Time-dependent coupled kinetics and gas temperature in N₂-NO pulsed discharges

¹ Instituto de Plasmas e Fusão Nuclear, Instituto Superior Técnico, Universidade de Lisboa, 1049-001 Lisboa, Portugal
² Departamento de Engenharia Física, Faculdade de Engenharia, Universidade do Porto, R. Dr. Roberto Frias, 4200-465 Porto, Portugal
³ FOM Institute DIFFER, Eindhoven, The Netherlands
⁴ Eindhoven University of Technology, Department of Applied Physics, Eindhoven, The Netherlands

^a e-mail: cdp@fe.up.pt

Received: 1 April 2016
Revised: 14 June 2016
Accepted: 6 September 2016
Published online: 10 October 2016

Abstract

A self-consistent time-dependent kinetic model coupled to the gas thermal balance equation is presented for a N₂-1%NO millisecond pulsed DC discharge at a pressure of 266 Pa (2 Torr) and a current of 35 mA. The model provides the temporal evolution of the most important heavy species of interest to this work such as N₂(X¹Σ_g⁺, v), NO(X²Π), N₂(A³Σ_u⁺), N₂(a′¹Σ_u^-), N(⁴S) and O(³P), simultaneously with the time-dependent variation of the gas temperature.
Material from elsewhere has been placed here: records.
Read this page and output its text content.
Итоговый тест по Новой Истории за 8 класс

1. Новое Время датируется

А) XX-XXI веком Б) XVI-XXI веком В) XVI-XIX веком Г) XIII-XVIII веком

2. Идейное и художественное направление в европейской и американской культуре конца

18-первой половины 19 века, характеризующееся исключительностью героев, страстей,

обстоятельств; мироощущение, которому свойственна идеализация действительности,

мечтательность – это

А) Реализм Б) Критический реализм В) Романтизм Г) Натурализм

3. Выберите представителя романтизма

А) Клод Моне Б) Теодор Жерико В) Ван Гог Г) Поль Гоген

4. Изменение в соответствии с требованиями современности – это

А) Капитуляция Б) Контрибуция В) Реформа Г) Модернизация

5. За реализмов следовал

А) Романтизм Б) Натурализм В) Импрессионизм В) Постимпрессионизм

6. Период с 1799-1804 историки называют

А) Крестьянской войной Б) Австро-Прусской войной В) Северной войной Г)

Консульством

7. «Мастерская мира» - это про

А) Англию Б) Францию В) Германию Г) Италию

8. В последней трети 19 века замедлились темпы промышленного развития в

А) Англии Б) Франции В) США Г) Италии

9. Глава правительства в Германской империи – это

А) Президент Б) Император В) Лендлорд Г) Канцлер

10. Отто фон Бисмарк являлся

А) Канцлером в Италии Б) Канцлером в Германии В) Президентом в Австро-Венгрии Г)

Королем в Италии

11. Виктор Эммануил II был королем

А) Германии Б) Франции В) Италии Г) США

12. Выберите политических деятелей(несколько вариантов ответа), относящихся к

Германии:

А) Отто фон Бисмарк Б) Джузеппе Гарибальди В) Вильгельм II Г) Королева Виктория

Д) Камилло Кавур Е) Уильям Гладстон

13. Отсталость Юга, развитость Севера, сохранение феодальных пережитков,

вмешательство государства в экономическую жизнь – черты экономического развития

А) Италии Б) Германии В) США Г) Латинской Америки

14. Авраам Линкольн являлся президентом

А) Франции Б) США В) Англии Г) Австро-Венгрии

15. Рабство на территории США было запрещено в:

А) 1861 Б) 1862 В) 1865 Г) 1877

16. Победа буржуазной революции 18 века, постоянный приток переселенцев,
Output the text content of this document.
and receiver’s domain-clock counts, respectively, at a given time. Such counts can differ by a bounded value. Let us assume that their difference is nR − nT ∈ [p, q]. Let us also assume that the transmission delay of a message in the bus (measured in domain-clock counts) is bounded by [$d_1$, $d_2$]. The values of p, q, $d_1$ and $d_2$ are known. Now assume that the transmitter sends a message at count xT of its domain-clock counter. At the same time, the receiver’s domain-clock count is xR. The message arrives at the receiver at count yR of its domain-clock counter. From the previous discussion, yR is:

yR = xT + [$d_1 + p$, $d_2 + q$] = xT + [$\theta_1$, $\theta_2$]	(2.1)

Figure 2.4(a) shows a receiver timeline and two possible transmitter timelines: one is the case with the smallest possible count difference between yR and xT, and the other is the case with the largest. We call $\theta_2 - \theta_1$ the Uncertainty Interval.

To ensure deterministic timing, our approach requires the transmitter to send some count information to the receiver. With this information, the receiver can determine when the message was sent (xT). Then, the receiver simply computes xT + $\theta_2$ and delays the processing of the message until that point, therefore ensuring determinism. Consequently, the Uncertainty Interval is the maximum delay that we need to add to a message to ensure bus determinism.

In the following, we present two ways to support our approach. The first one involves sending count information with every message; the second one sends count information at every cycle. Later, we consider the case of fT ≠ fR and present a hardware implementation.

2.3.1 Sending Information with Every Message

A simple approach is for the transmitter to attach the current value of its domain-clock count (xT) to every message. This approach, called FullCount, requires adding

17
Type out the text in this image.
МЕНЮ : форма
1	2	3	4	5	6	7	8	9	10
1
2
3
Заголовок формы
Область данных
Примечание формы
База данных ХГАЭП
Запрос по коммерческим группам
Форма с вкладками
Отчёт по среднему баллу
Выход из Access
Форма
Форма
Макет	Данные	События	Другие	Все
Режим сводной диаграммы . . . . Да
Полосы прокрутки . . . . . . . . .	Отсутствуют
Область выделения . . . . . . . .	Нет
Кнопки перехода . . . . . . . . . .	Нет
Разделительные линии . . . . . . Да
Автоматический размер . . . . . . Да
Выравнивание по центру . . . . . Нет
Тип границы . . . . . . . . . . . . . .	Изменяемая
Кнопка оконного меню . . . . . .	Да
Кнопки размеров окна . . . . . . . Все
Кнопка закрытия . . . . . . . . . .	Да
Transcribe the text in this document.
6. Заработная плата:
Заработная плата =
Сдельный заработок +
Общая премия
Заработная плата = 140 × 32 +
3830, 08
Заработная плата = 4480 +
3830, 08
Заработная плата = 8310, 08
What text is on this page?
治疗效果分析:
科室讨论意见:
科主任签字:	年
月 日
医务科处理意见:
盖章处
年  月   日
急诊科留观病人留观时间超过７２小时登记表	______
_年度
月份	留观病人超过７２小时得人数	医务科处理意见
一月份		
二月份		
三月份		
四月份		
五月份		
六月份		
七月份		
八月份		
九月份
Predicted results for NO number densities during the pulse are compared to experimental ones measured by time-resolved quantum cascade laser absorption spectroscopy (QCLAS). The agreement between experiment and modelling predictions is very reasonable, mainly until a pulse duration of 2 ms, revealing the temporal evolution of the most important creation and loss mechanisms of NO(X). Simulations show a slow gas heating during the first millisecond. Thereafter, gas heating is accelerated and levels off at a time ~ 40 ms. These effects are explained and discussed in detail, together with the analysis of the fraction of the discharge power transferred to gas heating.